I gave this a try. Am I right in understanding that the walkthrough at the moment is basically "ask shamus about ghosts, z, z, z, z, z, z, z, z, south"? EDIT: I actually missed the appearance of the lost spirit until I read the notes. Oh well. (As a sidenote, your .txt files don't have any paragraph breaks. A <i>little</i> annoying to read.)
I thought the game has promise but I do have a few pointers:
Controlling Player's Focus: You draw attention to the writing on the board both in its general description and when you x it, but it's just a random useless detail. If you mention something in the text, you are telling the player it's significant unless you deliberately craft the description to imply it's not. Managing this is one of the fundamental skills of text adventure writing.
To fix this, I'd change the basic description to something like "a board with faded chalk scribbles on it" and emphasize that the writing doesn't matter with something along the lines of "I think that's the board they used to write down stuff during the autopsies? Well, there's nothing legible on it right now. Eh, whatever."
Character descriptions: You have examine descriptions for both Shamus and the lost spirit but they could use some work. Don't describe by listing physical details. It's boring and it doesn't gel into an actual picture. Elmore Leonard recommended leaving out the parts that readers tend to skip and telling the reader the color of their pants or what's their haircut is it.

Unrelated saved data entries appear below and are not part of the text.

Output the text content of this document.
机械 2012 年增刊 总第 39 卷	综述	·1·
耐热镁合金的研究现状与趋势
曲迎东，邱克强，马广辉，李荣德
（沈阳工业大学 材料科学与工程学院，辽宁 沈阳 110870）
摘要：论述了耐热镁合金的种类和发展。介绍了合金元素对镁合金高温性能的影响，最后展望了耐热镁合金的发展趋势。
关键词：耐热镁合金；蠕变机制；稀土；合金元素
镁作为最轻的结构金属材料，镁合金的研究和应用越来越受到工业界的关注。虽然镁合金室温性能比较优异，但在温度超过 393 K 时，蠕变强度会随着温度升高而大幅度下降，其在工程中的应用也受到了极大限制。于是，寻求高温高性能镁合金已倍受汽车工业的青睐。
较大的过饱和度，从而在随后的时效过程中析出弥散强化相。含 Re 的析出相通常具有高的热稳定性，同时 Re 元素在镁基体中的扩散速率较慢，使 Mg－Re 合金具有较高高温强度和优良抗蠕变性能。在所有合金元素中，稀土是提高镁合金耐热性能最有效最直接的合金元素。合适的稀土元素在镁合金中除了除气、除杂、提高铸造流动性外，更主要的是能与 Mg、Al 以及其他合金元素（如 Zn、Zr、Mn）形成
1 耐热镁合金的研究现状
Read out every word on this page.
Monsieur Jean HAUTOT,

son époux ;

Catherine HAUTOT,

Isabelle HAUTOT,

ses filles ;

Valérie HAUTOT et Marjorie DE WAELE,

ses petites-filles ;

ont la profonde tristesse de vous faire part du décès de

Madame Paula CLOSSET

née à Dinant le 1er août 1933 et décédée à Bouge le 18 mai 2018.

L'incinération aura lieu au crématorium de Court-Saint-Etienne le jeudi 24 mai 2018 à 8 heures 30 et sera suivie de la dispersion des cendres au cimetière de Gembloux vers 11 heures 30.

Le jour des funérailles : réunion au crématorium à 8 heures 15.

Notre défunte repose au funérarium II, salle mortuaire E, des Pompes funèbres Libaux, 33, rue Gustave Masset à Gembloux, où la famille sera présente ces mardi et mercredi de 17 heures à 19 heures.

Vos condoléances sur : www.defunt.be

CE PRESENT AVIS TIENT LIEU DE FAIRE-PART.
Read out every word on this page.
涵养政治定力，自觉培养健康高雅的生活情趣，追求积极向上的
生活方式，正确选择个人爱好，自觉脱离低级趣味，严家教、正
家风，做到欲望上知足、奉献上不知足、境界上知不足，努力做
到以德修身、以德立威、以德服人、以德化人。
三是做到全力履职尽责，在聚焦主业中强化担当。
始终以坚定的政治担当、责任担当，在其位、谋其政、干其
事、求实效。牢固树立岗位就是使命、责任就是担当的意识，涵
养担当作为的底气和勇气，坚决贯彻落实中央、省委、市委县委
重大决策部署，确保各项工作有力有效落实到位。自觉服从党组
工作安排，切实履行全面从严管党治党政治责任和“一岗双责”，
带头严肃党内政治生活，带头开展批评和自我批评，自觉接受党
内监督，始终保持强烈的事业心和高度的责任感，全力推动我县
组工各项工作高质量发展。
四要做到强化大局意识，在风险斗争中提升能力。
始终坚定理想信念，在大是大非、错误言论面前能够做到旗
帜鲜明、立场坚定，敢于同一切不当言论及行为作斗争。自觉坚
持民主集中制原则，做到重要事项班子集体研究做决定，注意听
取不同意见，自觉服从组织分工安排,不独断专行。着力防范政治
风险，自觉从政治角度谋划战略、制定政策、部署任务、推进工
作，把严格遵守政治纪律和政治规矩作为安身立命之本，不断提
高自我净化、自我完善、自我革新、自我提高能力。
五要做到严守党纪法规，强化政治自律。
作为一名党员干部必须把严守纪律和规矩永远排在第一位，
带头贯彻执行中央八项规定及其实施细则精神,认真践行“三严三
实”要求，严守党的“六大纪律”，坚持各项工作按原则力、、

Instead, give a couple of evocative details that tell the player what the character is
about. Give the player an attitude or use a colorful simile. (x is like y) Try "Shamus is casually leaning against [elaborate code to figure out what he's leaning against in any given room], a ghostly toothpick in his teeth. Cheeky bastard." or "Shamus stands at ease by your side, his squinty eyes taking in everything. The buttons on his uniform shine even through the ghost filter." Adding some detail that hints how old Shamus is as a ghost would be a good idea, as well.
(By the way, did you deliberately pick Shamus because it's an old-timey word for private investigator and would bring up associations with Joey? It would probably be more interesting if you made the ghost companion not a Joey clone. Try a civil war officer or a puritan or a 50s housewife or something.)
Protagonist's personality: There isn't any. I have no idea even what gender the protagonist is or name or if they have any skills or... There are some games where the creator deliberately leaves the protagonist without a gender or personality, but an adventure like this isn't really one where this would work well. You should change the starting textdump a bit to tell the player who you're playing as and make the custom replies to command reveal more about the protag's personality.
Story premise: Ehhhh. Okay, you start the game and then all the ghosts disappear. Now what?
The Blackwell games are ultimately about investigating ghost deaths. If you were making a Need for Speed fangame, you probably wouldn't make it a 3-in-a-row game, right? If I were you, I'd just make a short game in the time frame of the first four games that focuses on the same investigative gameplay.
Tech: I'm actually in the middle of learning Inform 7 with
a book so that I can screw around with prototyping a short adventure or two. If I do, I'll probably cut down the parser to the modern point-and-clickesque examine/use/use item on object, possibly with a keyword parser like
Walker & Silhouette. Frankly, I can do without most of the responses you have to write to make the regular IF parser properly reactive. That's what I'd recommend you do as well.
PS The .exe worked but Gargoyle (which I think is the best multi-platform client at the moment) failed to load the .t3 file. I suspect it's because you used a different library? Dunno.